Pourquoi manger des insectes ?

ALIMENTATION.  En pensant aux insectes, les gens sont souvent curieux ou dédaigneux, mais rarement enclins à intégrer ceux-ci dans leur alimentation. Anita Légaré, fondatrice de Nutrivore, y voit pourtant des avantages nutritionnels et environnementaux, au point d’en avoir fait son métier.

Ses trois conférences présentées le mercredi 22 avril au centre culturel Marie-Fitzbach, dont deux auprès d’une clientèle jeunesse, ratissaient large sur le plan des insectes comestibles. À la surprise générale, Anita Légaré confirmait que tout le monde a déjà mangé des insectes sans le savoir.

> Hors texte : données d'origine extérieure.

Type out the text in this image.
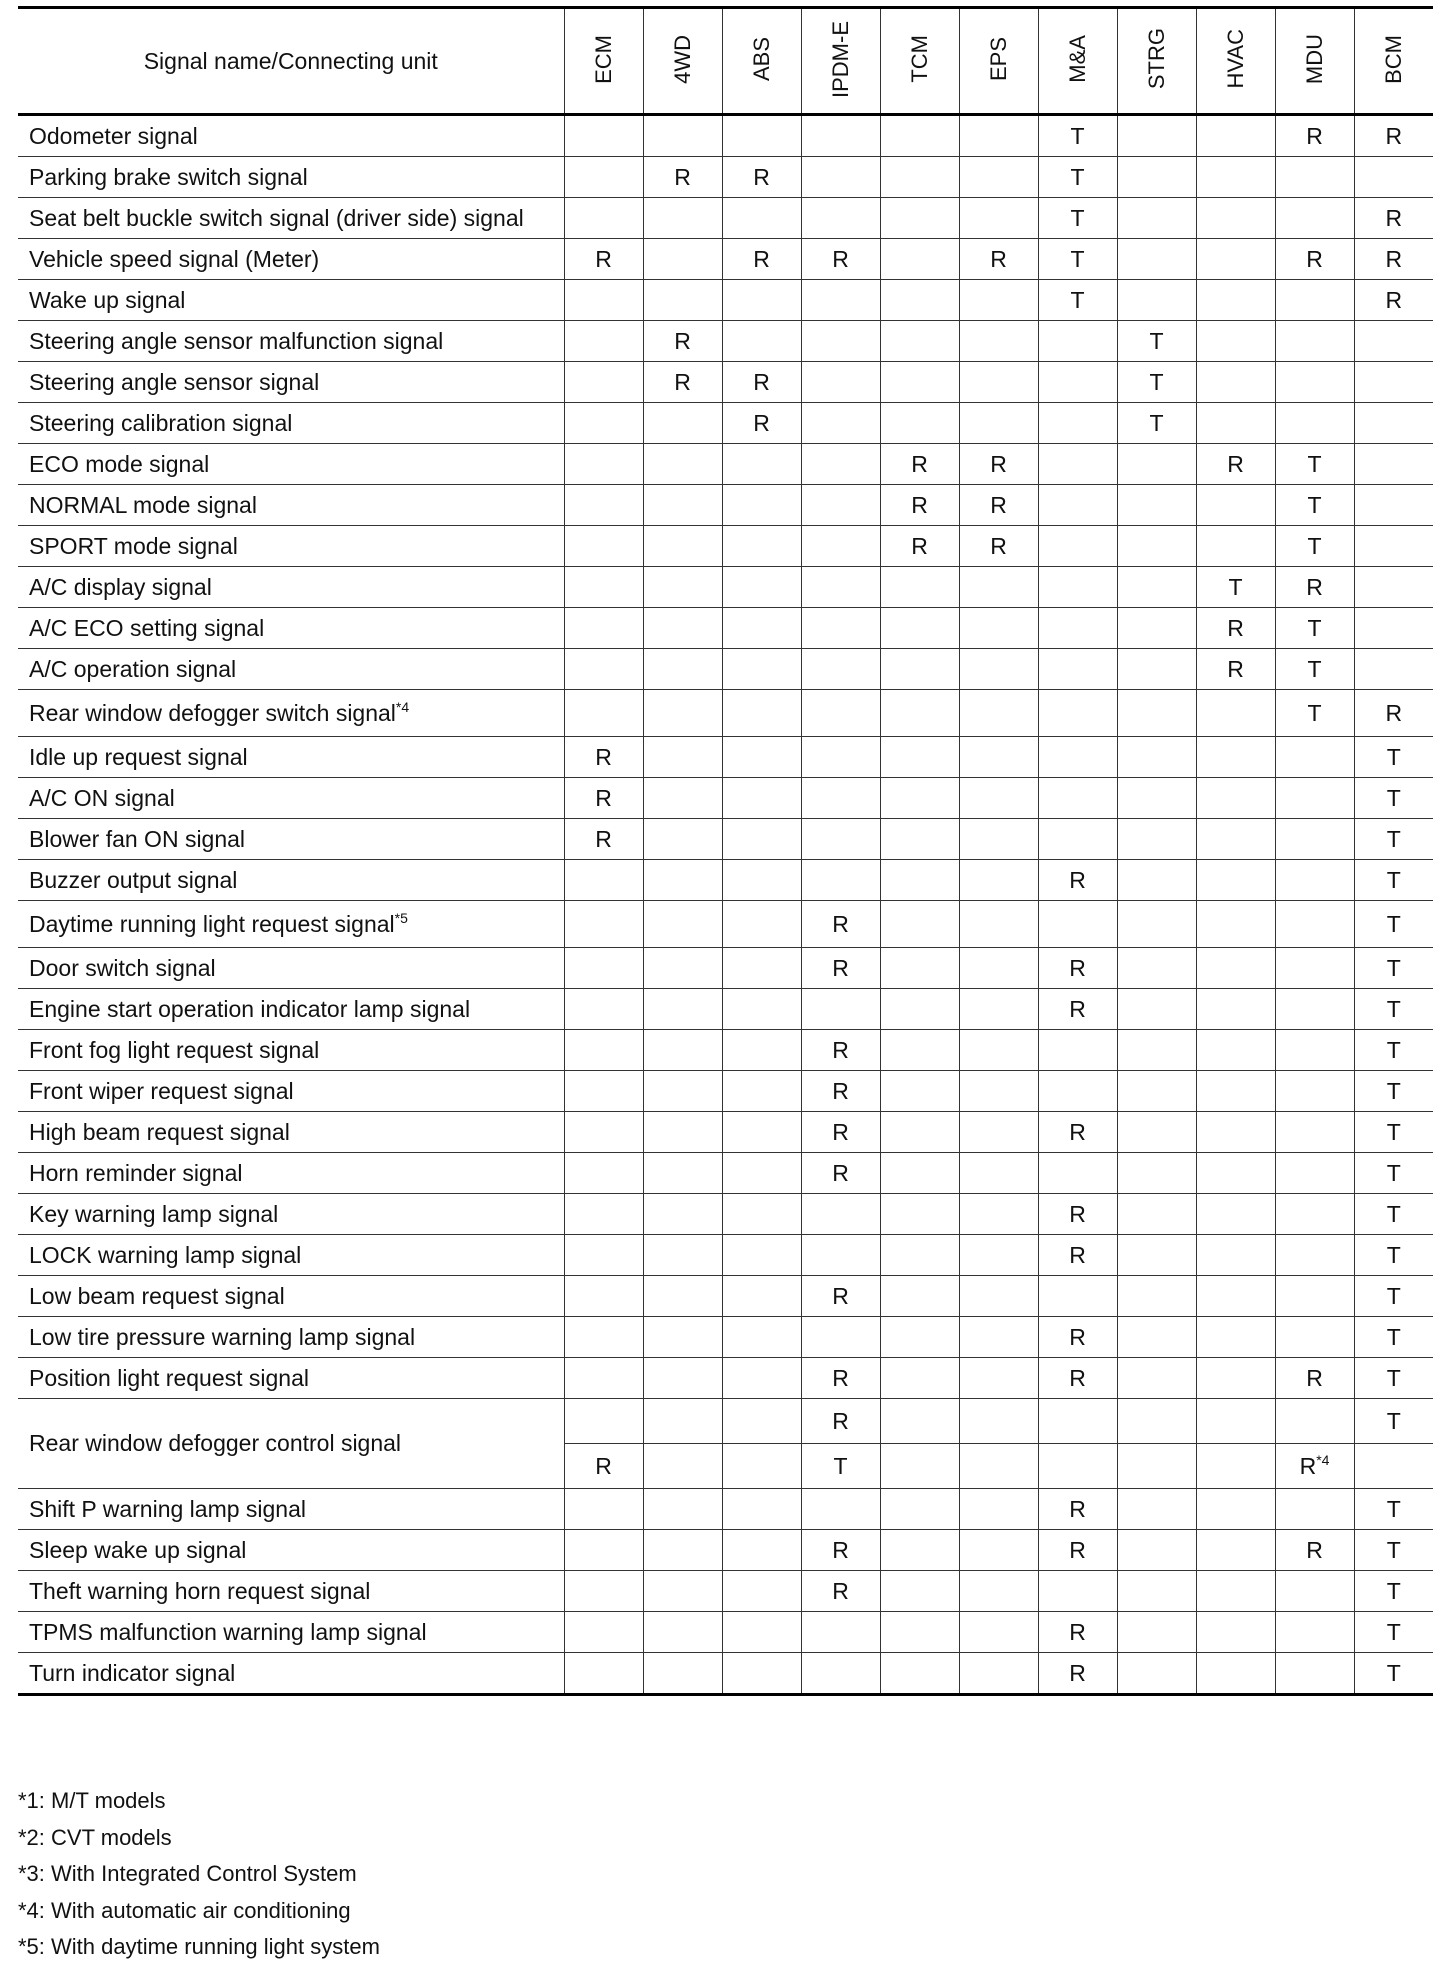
Signal name/Connecting unit	ECM	4WD	ABS	IPDM-E	TCM	EPS	M&A	STRG	HVAC	MDU	BCM
Odometer signal							T			R	R
Parking brake switch signal		R	R				T				
Seat belt buckle switch signal (driver side) signal							T				R
Vehicle speed signal (Meter)	R		R	R		R	T			R	R
Wake up signal							T				R
Steering angle sensor malfunction signal		R						T			
Steering angle sensor signal		R	R					T			
Steering calibration signal			R					T			
ECO mode signal					R	R			R	T	
NORMAL mode signal					R	R				T	
SPORT mode signal					R	R				T	
A/C display signal									T	R	
A/C ECO setting signal									R	T	
A/C operation signal									R	T	
Rear window defogger switch signal$^{*4}$										T	R
Idle up request signal	R										T
A/C ON signal	R										T
Blower fan ON signal	R										T
Buzzer output signal							R				T
Daytime running light request signal$^{*5}$				R							T
Door switch signal				R			R				T
Engine start operation indicator lamp signal							R				T
Front fog light request signal				R							T
Front wiper request signal				R							T
High beam request signal				R			R				T
Horn reminder signal				R							T
Key warning lamp signal							R				T
LOCK warning lamp signal							R				T
Low beam request signal				R							T
Low tire pressure warning lamp signal							R				T
Position light request signal				R			R			R	T
Rear window defogger control signal				R							T
	R			T						$R^{*4}$	
Shift P warning lamp signal							R				T
Sleep wake up signal				R			R			R	T
Theft warning horn request signal				R							T
TPMS malfunction warning lamp signal							R				T
Turn indicator signal							R				T
*1: M/T models
*2: CVT models
*3: With Integrated Control System
*4: With automatic air conditioning
*5: With daytime running light system
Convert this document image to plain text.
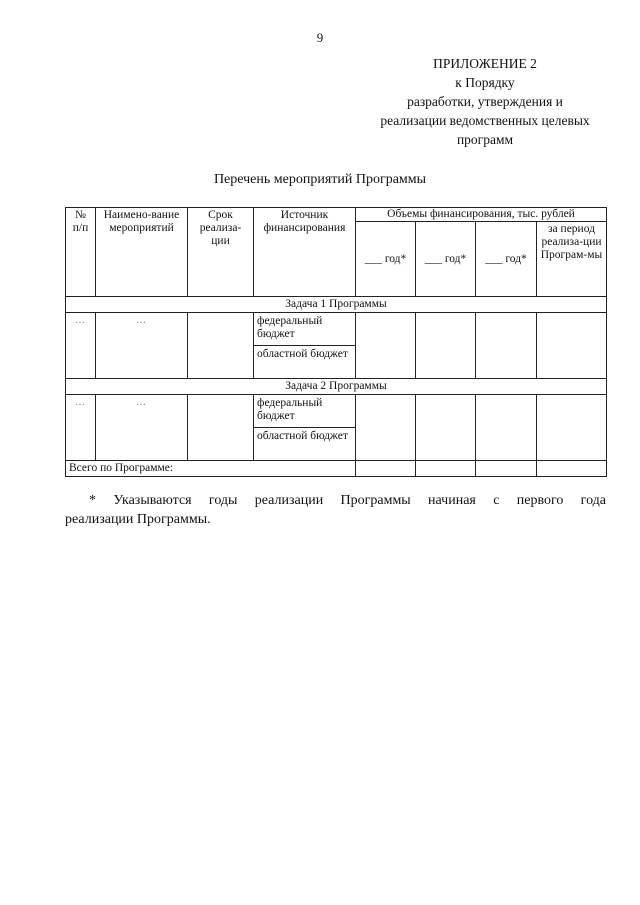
9
ПРИЛОЖЕНИЕ 2
к Порядку
разработки, утверждения и
реализации ведомственных целевых
программ
Перечень мероприятий Программы
№ п/п	Наимено-вание мероприятий	Срок реализа-ции	Источник финансирования	Объемы финансирования, тыс. рублей			
				___ год*	___ год*	___ год*	за период реализа-ции Програм-мы
Задача 1 Программы							
…	…		федеральный бюджет				
			областной бюджет				
Задача 2 Программы							
…	…		федеральный бюджет				
			областной бюджет				
Всего по Программе:							
* Указываются годы реализации Программы начиная с первого года
реализации Программы.
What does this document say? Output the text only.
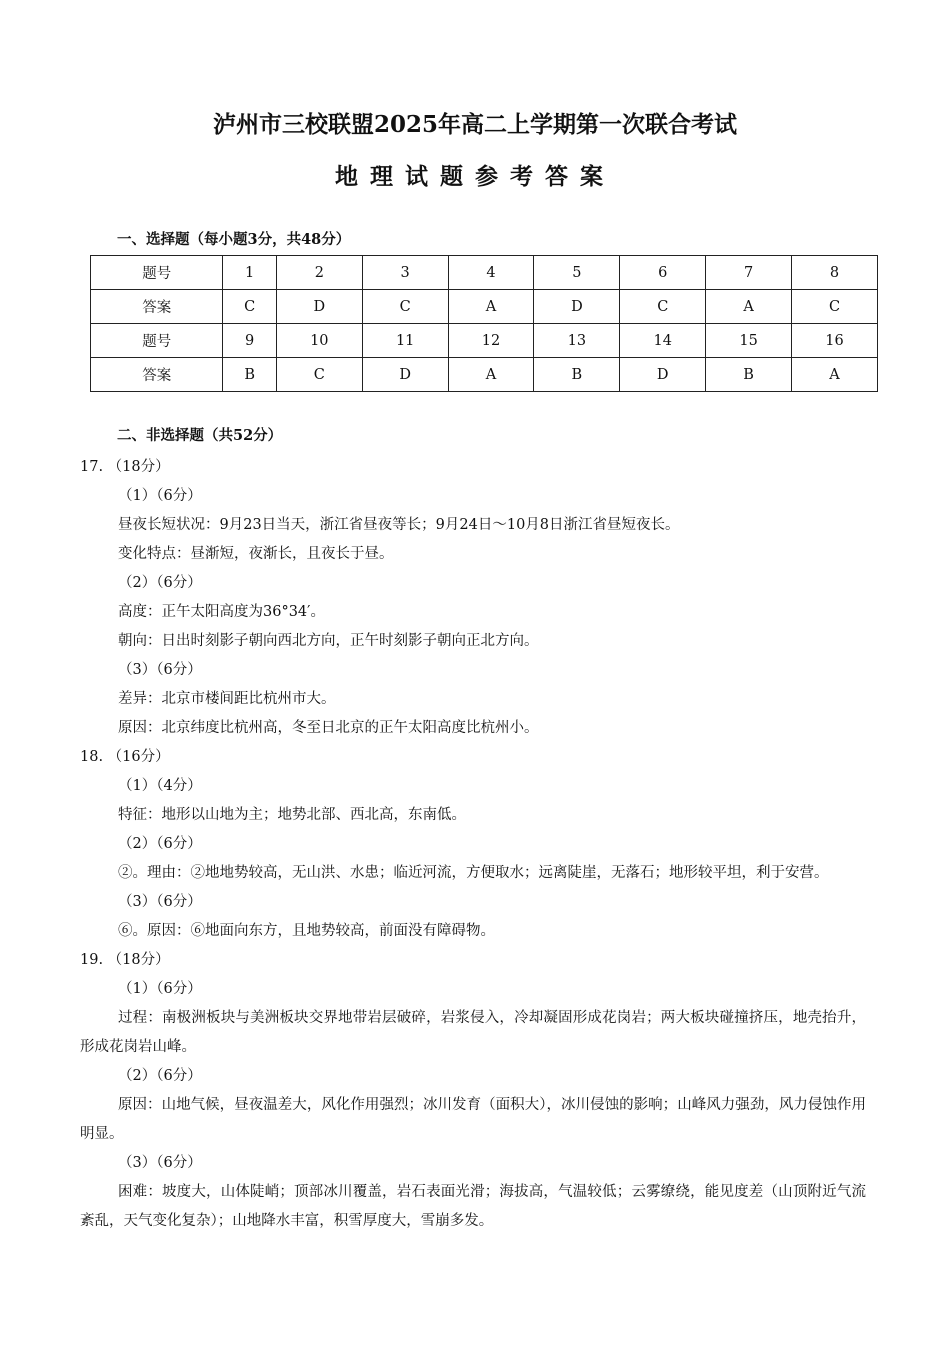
泸州市三校联盟2025年高二上学期第一次联合考试
地理试题参考答案

一、选择题（每小题3分，共48分）

题号	1	2	3	4	5	6	7	8
答案	C	D	C	A	D	C	A	C
题号	9	10	11	12	13	14	15	16
答案	B	C	D	A	B	D	B	A

二、非选择题（共52分）

17. （18分）

（1）（6分）

昼夜长短状况：9月23日当天，浙江省昼夜等长；9月24日～10月8日浙江省昼短夜长。

变化特点：昼渐短，夜渐长，且夜长于昼。

（2）（6分）

高度：正午太阳高度为36°34′。

朝向：日出时刻影子朝向西北方向，正午时刻影子朝向正北方向。

（3）（6分）

差异：北京市楼间距比杭州市大。

原因：北京纬度比杭州高，冬至日北京的正午太阳高度比杭州小。

18. （16分）

（1）（4分）

特征：地形以山地为主；地势北部、西北高，东南低。

（2）（6分）

②。理由：②地地势较高，无山洪、水患；临近河流，方便取水；远离陡崖，无落石；地形较平坦，利于安营。

（3）（6分）

⑥。原因：⑥地面向东方，且地势较高，前面没有障碍物。

19. （18分）

（1）（6分）

过程：南极洲板块与美洲板块交界地带岩层破碎，岩浆侵入，冷却凝固形成花岗岩；两大板块碰撞挤压，地壳抬升，形成花岗岩山峰。

（2）（6分）

原因：山地气候，昼夜温差大，风化作用强烈；冰川发育（面积大），冰川侵蚀的影响；山峰风力强劲，风力侵蚀作用明显。

（3）（6分）

困难：坡度大，山体陡峭；顶部冰川覆盖，岩石表面光滑；海拔高，气温较低；云雾缭绕，能见度差（山顶附近气流紊乱，天气变化复杂）；山地降水丰富，积雪厚度大，雪崩多发。
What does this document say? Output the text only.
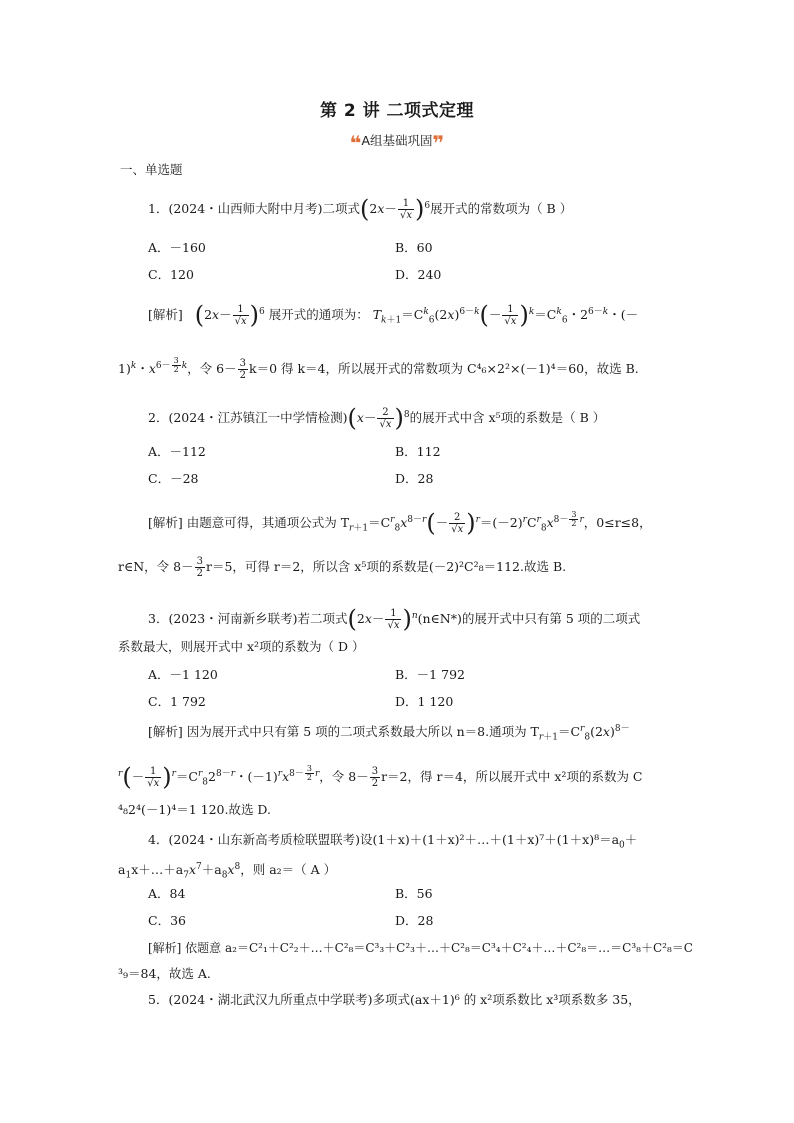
第 2 讲 二项式定理
❝A组基础巩固❞
一、单选题
1．(2024・山西师大附中月考)二项式$(2x- \frac{1}{√x} )^6$展开式的常数项为（ B ）
A．－160	B．60
C．120	D．240
[解析] $(2x- \frac{1}{√x} )^6$ 展开式的通项为： $T_{k+1}=C^k_6(2x)^{6-k}(- \frac{1}{√x} )^k=C^k_6$・$2^{6-k}$・(－
1)$^k$・$x^{6- \frac{3}{2} k}$，令 $6- \frac{3}{2} k=0$ 得 k＝4，所以展开式的常数项为 C⁴₆×2²×(－1)⁴＝60，故选 B.
2．(2024・江苏镇江一中学情检测)$(x- \frac{2}{√x} )^8$的展开式中含 x⁵项的系数是（ B ）
A．－112	B．112
C．－28	D．28
[解析] 由题意可得，其通项公式为 $T_{r+1}=C^r_8x^{8-r}(- \frac{2}{√x} )^r=(-2)^rC^r_8x^{8- \frac{3}{2} r}$，0≤r≤8，
r∈N，令 $8- \frac{3}{2} r=5$，可得 r＝2，所以含 x⁵项的系数是(－2)²C²₈＝112.故选 B.
3．(2023・河南新乡联考)若二项式($2x- \frac{1}{√x}$ )$^n(n\in N*)$的展开式中只有第 5 项的二项式
系数最大，则展开式中 x²项的系数为（ D ）
A．－1 120	B．－1 792
C．1 792	D．1 120
[解析] 因为展开式中只有第 5 项的二项式系数最大所以 n＝8.通项为 $T_{r+1}=C^r_8(2x)^{8-}$
$^r(- \frac{1}{√x} )^r=C^r_82^{8-r}$・$(-1)^rx^{8- \frac{3}{2} r}$，令 $8- \frac{3}{2} r=2$，得 r＝4，所以展开式中 x²项的系数为 C
⁴₈2⁴(－1)⁴＝1 120.故选 D.
4．(2024・山东新高考质检联盟联考)设$(1+x)+(1+x)^2+\dots+(1+x)^7+(1+x)^8=a_0+$
$a_1x+\dots+a_7x^7+a_8x^8$，则 a₂＝（ A ）
A．84	B．56
C．36	D．28
[解析] 依题意 a₂＝C²₁＋C²₂＋…＋C²₈＝C³₃＋C²₃＋…＋C²₈＝C³₄＋C²₄＋…＋C²₈＝…＝C³₈＋C²₈＝C
³₉＝84，故选 A.
5．(2024・湖北武汉九所重点中学联考)多项式(ax＋1)⁶ 的 x²项系数比 x³项系数多 35，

« La cochenille, quand on la sèche et met en poudre, donne une couleur rouge à des aliments comme les pâtisseries, les viandes et les yogourts. On l’utilise aussi dans les cosmétiques. La gomme-laque produit une sécrétion pour protéger ses œufs. Cette couche se retrouve dans des confiseries et en pharmaceutique. Dans la production de farine, l’Agence canadienne d’inspection des aliments (ACIA) tolère jusqu’à 30 morceaux d’insectes par 100 grammes », donnait-elle comme exemples.

Au-delà des émotions fortes provoquées par les insectes, le manque de connaissances et la désinformation contribueraient à nos perceptions négatives envers eux. Ces stigmatisations présentes au Canada, aux États-Unis et en Europe, contrastent avec le reste du monde, particulièrement le continent asiatique où les habitants ont accès à une grande variété d’insectes dans les marchés publics.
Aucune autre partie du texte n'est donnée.